New peer reviewed research has been released which helps improve the understanding of how mountain bikers interact with the natural environment, explore their attitudes towards sustainability, and the variety of trails that riders enjoy.
The research was led by Dr Tom Campbell, of Edinburgh Napier University, a lead Scottish academic within DIRTT (Developing Inter-European Resources for Trailbuilder Training) Project.
The DIRTT Project aims to develop a professional training regime for trail planning, design, construction, maintenance and management. The countries involved are Switzerland, Portugal, Scotland, Netherlands, Denmark and Norway.
The popularity of the sport and emerging current trends are suggesting that trail and enduro riding on hand-built and ‘off-piste’ are the most popular amongst more experienced riders whilst people new to the sport prefer the consistency of trails which are built by machines and will, typically, have a more reliable surface.
The use of unauthorised trials, controlled by land access rights, differs substantially across Europe. Although most mountain bikers make use of wet trails and illegal trails, the incidence of conflict is relatively low. The study also found that mountain bikers are prepared to contribute towards trail maintenance through the provision of labour or financially.
The study will have practical implications for designing trail networks in the future.
Graeme McLean, Head of Developing Mountain Biking in Scotland
‘The peer reviewed research confirms the trends we have seen in mountain biking development over the last 10 years. We need to be able to incorporate hand built, steep, and technical trails into our trail centres.
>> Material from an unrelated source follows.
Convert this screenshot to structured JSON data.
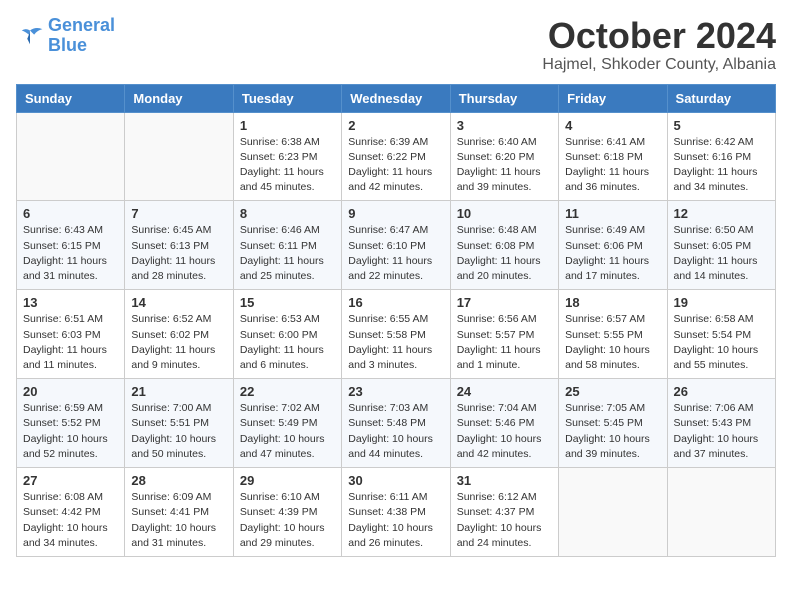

By planning these trails into our official networks we can hope to reduce the amount of unauthorised trail building and give experienced riders the trails they want to ride. It is also clear that the MTB community want to be engaged and help build, then maintain, these trails or if they are unable to give time they would happily contribute financially to the types of trails they want to ride.
We also need more green, blue, and red trails at trail centres to cope with the number of new people who want to access our sport. It is this variety of trail that will keep Scottish mountain biking fresh and help us develop a world class trail network.’
Key findings of the study showed that one of the main motivations for mountain biking is the connection to nature and that mountain bikers do have a strong appreciation of nature and a sense of environmental responsibility.
The study concluded that European mountain bikers care about the sustainability of the natural environment, and their attitudes and self-reported behaviours suggest a willingness to reduce their impact and actively protect nature. In particular, mountain bikers feel a responsibility for developing and maintaining the trail network.